Ele gosta de remar no lago de Brasília. Numa noite se deixa levar por recordações, adormece, e o bote vai parar na margem proibida. O tranco é uma das interdições que enfrenta o protagonista de “A Noite da Espera”. Nesse novo romance de Milton Hatoum, o pano de fundo é a escalada repressiva da ditadura no Brasil a partir do final dos anos 1960.
Martim, um estudante, encara a separação dos pais, a mudança de cidade e a convulsão social. Encontra amigos, militantes, gente rica e o pessoal pobre da periferia brasiliense. Atordoado com a distância enigmática da mãe e com a áspera presença do pai, ele busca construir o seu caminho. Descobre livros, teatro, cinema, sexo. Atônito, vê o avanço tenebroso do regime militar, que estraçalha as experiências culturais, impondo medo e tortura.

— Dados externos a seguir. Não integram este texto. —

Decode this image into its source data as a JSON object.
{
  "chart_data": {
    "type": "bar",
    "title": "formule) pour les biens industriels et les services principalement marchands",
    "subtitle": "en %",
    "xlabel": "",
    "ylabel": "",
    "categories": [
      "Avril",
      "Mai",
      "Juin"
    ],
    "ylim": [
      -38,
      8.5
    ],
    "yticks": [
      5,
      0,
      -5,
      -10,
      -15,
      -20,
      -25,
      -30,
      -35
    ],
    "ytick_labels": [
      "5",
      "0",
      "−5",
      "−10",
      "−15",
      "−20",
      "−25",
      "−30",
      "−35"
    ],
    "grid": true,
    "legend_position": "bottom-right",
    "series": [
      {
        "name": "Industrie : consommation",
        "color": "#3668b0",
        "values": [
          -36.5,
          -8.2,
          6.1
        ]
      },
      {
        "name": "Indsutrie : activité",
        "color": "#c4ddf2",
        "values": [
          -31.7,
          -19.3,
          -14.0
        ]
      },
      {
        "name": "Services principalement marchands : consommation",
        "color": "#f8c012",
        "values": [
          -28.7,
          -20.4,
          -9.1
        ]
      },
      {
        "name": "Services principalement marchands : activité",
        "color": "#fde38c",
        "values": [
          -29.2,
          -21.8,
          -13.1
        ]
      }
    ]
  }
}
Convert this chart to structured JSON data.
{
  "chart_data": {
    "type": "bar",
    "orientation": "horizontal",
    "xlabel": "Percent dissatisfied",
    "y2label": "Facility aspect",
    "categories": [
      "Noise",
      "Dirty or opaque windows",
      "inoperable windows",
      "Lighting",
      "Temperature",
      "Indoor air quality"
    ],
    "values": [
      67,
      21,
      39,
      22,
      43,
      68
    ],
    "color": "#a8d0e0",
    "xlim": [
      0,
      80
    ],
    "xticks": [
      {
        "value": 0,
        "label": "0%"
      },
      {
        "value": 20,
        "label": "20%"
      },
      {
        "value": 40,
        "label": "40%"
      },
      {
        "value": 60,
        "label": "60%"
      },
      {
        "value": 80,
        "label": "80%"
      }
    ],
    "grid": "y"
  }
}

Martim, dez anos depois, está em Paris. É lá que ele reúne sua papelada, fotos, cartas, diários, anotações em guardanapos _”palavras ébrias num tempo salteado”. O livro pula de Brasília para Paris e vai e volta. Alguns textos são curtos, outros mais longos, num ritmo que não cede à crueza do cotidiano. A angústia do protagonista com a sua vida pessoal e com a do país cresce com os obstáculos que vão surgindo.
Martim vai amadurecendo, ficando independente. Aproxima-se um grupo de teatro que trabalha na encenação de “Prometeu” (logo essa peça!). O brutal fechamento político traz a censura e tenta sufocar a criação coletiva. A repressão feroz invade a universidade e o protagonista sente as dores da vida sob a ditadura.
“Num dos cadernos de 1971 há poucas frases, poemas em farrapos, inacabados: a escrita refém da depressão que me paralisou”.
Hatoum já disse que começou a escrever o livro (o primeiro da trilogia “O Lugar Mais Sombrio”) anos atrás, muito anos antes do golpe atual, que destrói o país e abre as portas para um retrocesso inaudito. No entanto, seu texto não poderia ser mais contemporâneo. Nele, reflexões e tensões de hoje ecoam sobre o passado tenebroso onde navegam Martim, seus companheiros e sua família. Como no golpe militar, hoje a angústia e a depressão paralisam uma boa da sociedade, que, apesar de tudo, resiste _como no mito grego da peça.
Nascido em Manaus em 1952, Hatoum (“Dois Irmãos”), se mudou para a capital federal em 1967. Em “A Noite da Espera” (Companhia das Letras, 237 páginas), seu personagem perambula pela recém-nascida capital federal e nos mostra uma cidade marcada pela segregação social e pela pobreza gerada na sua periferia. De longe, observa conchavos, negociatas, fugas forçadas e a engrenagem da especulação imobiliária. O contexto é de um país dividido, estraçalhado, deprimido, um redemoinho que deixa cicatrizes no jovem personagem.
Anos mais tarde, em Paris, o protagonista escreve:
“Cidade gelada, nem sempre silenciosa: algazarra de turistas na travessia de uma ponte sobre o Sena. Somos do mesmo país, andamos para margens opostas. Essas gargalhadas e vozes são verdadeiras?”
Precisa dizer mais? Eu peguei o livro para ler no sábado e terminei no domingo. Não consegui parar. Foi uma leitura voraz. Vá ler!